Im Alter von 6 Jahren, John wohnte mit seiner Mutter in der Torstraße in Berlin – ehemals Wilhelm-Piek-Straße – , wurde John die Aufgabe zu teil, Yasmin zu beschützen. Er weiß es noch wie gestern. Es war ein feierliches Ritual. Alle ihm zu Ehren erschienenen Gäste feierten den Tag seiner Einschulung. Es gab viele Geschenke, von denen er die meisten mit den Jahren weggeschmissen und vergessen hatte. Kaum zu glauben, dass sie auch ein Geschenk war. Er wusste nicht mehr genau, von wem er sie bekam. Allerdings wusste er noch genau, wie sehr sie ihm gefallen hatte und wie sehr er sich über sie freute. Sie war lebendig und wunderschön.

Doch wie das so ist mit neuen Dingen: John verlor ziemlich schnell das Interesse an ihr. Und bald war sie halt nur noch da. In dieser Zeit kümmerte sich seine Mutter um sie. Die Zeit verging und hin und wieder blickte John Yasmin an. Er respektierte, wie sie sich stetig weiterentwickelte. Sie erwartete nicht viel von anderen und war dabei selbst sehr leistungsorientiert.

Als John 18 wurde, zog er aus. Er nahm Yasmin mit. Seine erste eigene Wohnung war in einem Hinterhof, sehr nahe am Mauerpark, in der Korsörer Straße. Sie war ziemlich düster und obwohl sie relativ weit oben war, schien nie die Sonne herein.
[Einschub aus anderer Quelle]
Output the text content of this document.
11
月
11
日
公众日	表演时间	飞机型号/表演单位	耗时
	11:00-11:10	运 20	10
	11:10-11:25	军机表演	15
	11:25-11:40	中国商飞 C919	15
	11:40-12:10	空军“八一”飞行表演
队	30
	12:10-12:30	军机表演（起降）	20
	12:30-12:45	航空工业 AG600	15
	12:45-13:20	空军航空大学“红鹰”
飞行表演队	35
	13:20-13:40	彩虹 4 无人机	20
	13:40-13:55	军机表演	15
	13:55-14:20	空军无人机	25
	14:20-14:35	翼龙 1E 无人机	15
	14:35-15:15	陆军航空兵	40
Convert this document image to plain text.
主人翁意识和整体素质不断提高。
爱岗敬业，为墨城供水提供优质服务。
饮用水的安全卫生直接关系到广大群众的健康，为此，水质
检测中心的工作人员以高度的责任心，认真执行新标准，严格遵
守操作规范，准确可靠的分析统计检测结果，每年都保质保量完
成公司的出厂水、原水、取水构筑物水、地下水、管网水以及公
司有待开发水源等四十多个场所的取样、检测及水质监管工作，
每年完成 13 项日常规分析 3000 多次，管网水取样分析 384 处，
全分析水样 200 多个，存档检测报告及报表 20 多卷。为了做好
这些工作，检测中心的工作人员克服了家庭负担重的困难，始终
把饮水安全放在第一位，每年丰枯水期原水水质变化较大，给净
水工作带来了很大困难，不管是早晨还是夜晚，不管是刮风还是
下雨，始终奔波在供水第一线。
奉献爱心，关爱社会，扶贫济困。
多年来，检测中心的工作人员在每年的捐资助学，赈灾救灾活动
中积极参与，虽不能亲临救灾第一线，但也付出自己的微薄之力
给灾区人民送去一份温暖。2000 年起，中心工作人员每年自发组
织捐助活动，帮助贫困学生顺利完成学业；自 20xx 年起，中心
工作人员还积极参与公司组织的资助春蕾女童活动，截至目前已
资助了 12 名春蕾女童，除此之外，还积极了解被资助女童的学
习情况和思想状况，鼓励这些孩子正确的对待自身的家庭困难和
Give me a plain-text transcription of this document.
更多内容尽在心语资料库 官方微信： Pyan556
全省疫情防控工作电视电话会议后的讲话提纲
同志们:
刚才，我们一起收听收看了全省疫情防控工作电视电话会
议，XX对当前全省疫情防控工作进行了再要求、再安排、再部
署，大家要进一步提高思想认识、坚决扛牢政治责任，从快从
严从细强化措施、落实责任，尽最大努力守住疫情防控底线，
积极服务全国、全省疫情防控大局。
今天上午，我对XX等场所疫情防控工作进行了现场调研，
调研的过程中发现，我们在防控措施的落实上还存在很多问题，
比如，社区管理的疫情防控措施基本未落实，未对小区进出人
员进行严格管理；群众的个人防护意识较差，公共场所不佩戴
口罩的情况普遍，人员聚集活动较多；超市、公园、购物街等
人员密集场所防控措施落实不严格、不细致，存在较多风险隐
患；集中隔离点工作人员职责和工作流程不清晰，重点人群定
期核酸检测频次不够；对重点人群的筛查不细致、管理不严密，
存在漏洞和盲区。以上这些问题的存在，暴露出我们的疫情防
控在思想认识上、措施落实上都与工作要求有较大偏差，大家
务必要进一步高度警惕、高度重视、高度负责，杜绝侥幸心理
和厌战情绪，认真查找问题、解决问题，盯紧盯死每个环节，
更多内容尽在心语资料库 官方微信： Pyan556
Das gefiel Yasmin nicht. Oft war John traurig und er wusste nicht, was aus ihm werden sollte. In dieser Zeit ließ er sich gehen. Oder: er wurde gehen gelassen. Man hatte ihn einberufen und so machte er den Grundwehrdienst. Er mochte Gewalt nicht. Es wäre ein leichtes für ihn gewesen, sich davor zu drücken. Doch er ließ es über sich ergehen. Danach wurde ihm vom Jobcenter eine Ausbildung aufs Auge gedrückt. Auch diese Jahre hatte er erfolgreich absolviert. Aber halt nur weil man ihn dazu drängte und mit Sanktionen drohte. Es geschah wenig aus ihm heraus.

Auch Yasmin fiel dieser Antriebslosigkeit zum Opfer. Er kümmerte sich zu wenig um sie. Um so erstaunter stellte er gelegentlich fest, dass sie nicht aufgab. Sie war sehr bescheiden. Doch auch die wenigen Bedürfnisse die sie von ihm zu befriedigen wünschte, konnte er nicht bedienen. Und dennoch: Sie machte weiter.

Im Alter von 23 Jahren zog John mit einem Mädchen zusammen in die Binzstraße in Pankow. Ihr Name war Nina und sie war sehr liebevoll. Sie behandelte John trotz seiner oftmals selbstzerstörerischen Art sehr gut und war nachsichtig mit ihm. Ich denke, Nina glaubte an John, wie John an Yasmin.

Die Jahre in der Hinterhofwohnung hatten ihre Spuren an Yasmin hinterlassen. Ihr Hals war lang und dünn und konnte den schmalen kleinen Kopf kaum halten. Die neue Wohnung hatte einen Balkon im vierten Stock – Südseite. Das bedeute es war die meiste Zeit des Tages schön sonnig und sehr windig. John konnte Yasmin nicht mehr leiden sehen. So entschied er sich kurzerhand, ihr den Kopf abzuschneiden.

Nach einigen Wochen in einem Wasserglas bildete Yasmins abgetrennter Kopf kleine Wurzeln am unteren Ende, mit denen sie zu verstehen gab, dass sie wieder eingepflanzt werden möchte. John tat, wie sie verlangte und stellte sie dann auf den Balkon. Sie entwickelte sich hervorragend und John liebte sie dafür. Der ehemals kleine Kopf bildete einen kräftigen Hals aus, der nach kurzer Zeit zu einem ansehnlichen Stamm reifte. Nach all den Jahren des Leides war sie dennoch im Stande im richtigen Moment alles zu geben was geht. Er schaute täglich nach ihr und ob sie alles hatte, was sie brauchte.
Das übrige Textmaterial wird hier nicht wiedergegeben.